I am currently an IOS user, however, as the title suggests, I wish to switch to android. This is because I would prefer to use free software and not be locked into the apple ecosystem. That being said I am already locked into apple and would like to know how anyone else here has managed the switch.
I for one know I will face problems regarding group chats with friends and family on IOS, I will lose out on iCloud+ features, I will have to buy a replacement for my HomePod, I will need to replace apple home, etc.
How did anyone else here who has made such a switch replace or solve these issues?
I’ve wrote some lines of code and I know when it’s “just being lazy” or doing stuff “the evil way”. Imagine when Apple accidentally restricted join/leave actions in their native chat client. That would be minutes until they fix it. We are talking about years here…
Sure, but one of those things is fixing a bug in the protocol they already use for core functionality, and the other is an entirely new software development project. Adding RCS support to iMessage is adding support for an entirely new protocol. That’s what I’m getting at here. It’s not “broken”. Apple doesn’t have to “fix” RCS support. They have to build RCS support, from scratch.
This is like saying that Microsoft Windows should be able to run programs compiled for Apple Silicon on Mac OS. That might be a cool feature, and I have no problem with someone saying they think it should happen, but it’s not Microsoft being “evil” or refusing to “fix it”.
Modern programming requires a common code base and portability. Otherwise Microsoft would never be able to provide Office for macs.
Apple knows it, they simply don’t care to compile it. Protocols are easy to support. It’s a matter of parsing, encoding and decoding.
Otherwise Microsoft would never be able to provide Office for macs.
Two points here. First, Microsoft has 220,000 employees. They absolutely could support two completely separate sets of Office apps if they want to, and in fact they did exactly that until 2018. They could support 200 separate code bases if they wanted to. Second, at best you have provided evidence that Microsoft uses some common code for Office, and that evidence is just that Office for Mac exists. iMessage for Android doesn’t exist, so there’s no such evidence. If I have a million line Windows app that I wish I could make available natively on Linux, but it’s all Win32 from top to bottom, you obviously can’t tell me that “all modern software requires a common code base and portability” therefore I could easily do it. My code base isn’t common or portable, so what Microsoft did doesn’t help me any.
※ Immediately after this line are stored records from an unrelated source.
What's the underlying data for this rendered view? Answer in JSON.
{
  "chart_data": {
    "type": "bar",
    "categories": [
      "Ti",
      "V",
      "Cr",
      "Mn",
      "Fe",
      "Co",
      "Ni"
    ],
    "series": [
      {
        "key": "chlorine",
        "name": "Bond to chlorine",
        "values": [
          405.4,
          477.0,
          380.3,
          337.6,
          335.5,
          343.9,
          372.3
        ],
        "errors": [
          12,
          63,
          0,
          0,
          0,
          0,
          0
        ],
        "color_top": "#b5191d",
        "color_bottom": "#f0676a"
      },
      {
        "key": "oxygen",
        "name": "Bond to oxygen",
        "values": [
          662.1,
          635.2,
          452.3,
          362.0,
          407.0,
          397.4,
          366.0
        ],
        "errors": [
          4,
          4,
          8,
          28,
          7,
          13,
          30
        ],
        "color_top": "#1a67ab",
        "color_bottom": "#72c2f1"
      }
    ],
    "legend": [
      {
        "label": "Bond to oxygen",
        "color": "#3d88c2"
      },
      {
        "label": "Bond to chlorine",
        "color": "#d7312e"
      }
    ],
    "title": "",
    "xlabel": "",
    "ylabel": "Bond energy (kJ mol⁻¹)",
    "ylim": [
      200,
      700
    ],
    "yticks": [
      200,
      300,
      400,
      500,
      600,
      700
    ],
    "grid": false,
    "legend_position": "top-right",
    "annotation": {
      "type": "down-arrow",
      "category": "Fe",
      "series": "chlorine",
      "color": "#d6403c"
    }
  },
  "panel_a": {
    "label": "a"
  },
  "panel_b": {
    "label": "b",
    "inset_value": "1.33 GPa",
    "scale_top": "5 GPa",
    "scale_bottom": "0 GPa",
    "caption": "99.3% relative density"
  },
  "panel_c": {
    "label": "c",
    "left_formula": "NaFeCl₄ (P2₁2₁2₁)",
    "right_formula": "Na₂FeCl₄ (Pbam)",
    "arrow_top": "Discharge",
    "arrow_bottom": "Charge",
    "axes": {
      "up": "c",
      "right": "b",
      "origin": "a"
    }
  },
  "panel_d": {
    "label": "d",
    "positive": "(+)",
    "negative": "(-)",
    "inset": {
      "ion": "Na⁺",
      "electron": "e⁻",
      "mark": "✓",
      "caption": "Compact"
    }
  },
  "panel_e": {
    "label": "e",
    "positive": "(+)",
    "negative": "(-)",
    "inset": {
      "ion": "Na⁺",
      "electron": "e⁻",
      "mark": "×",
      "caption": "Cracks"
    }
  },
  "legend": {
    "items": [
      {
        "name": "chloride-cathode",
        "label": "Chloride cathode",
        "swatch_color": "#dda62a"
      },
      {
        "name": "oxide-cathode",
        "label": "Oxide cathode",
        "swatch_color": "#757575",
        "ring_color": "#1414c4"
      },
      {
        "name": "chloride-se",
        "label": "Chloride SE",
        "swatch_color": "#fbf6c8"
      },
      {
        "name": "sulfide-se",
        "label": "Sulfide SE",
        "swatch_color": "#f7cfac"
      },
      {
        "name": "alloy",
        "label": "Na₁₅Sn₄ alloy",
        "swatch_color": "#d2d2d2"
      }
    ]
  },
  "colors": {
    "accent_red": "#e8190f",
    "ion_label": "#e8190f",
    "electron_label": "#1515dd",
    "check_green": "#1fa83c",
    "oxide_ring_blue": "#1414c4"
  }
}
But beyond all that, you’ve just papered over a vast amount of complexity by just declaring it doesn’t exist. Most portable apps today are web apps. You can write Electron and it’ll probably run on just about any platform. You could write Java and it’ll mostly run on any platform. But none of Apple’s stuff is either of those things. iMessage is a UIKit app, probably with a boatload of Objective-C behind the scenes and maybe some Swift for the more modern parts. It runs on Macs because of Catalyst, which is emulates the iPad version of UIKit on the Mac. But that’s it. There’s no UIKit for Android. iMessage simply isn’t portable, as far as any of us know. It’s just factually nowhere close to true to say “Apple just needs to compile it”. The frameworks it’s based off of just aren’t there. It’s exactly like saying that Adobe just needs to compile Photoshop as a KDE app. Photoshop doesn’t use Qt or the KDE libraries to do anything. The code just isn’t portable. (Full disclosure I guess, I have no idea if Photoshop uses Qt or not, but it’s a reasonable illustrative example).
And supporting a protocol isn’t just parsing, encoding, and decoding. HTTP is a protocol. So is IMAP. But you can’t just write a web browser that uses IMAP. The concepts don’t map 1-1 to each other. It’s not like for every HTTP action, there’s a matching IMAP action. You can’t just say, “I’ll just use FETCH instead of GET and everything will be great”. HTTP has redirects, for example. How are you going to make redirects work over IMAP? In the case of iMessage vs RCS, for example, iMessage has the ability to message someone without a phone number. RCS doesn’t. There’s literally nothing in the RCS protocol that makes that possible. So what do you want this mythical compiler to do when you tell it to compile iMessage for Android and use RCS? Should it just core dump if you try to message an email address?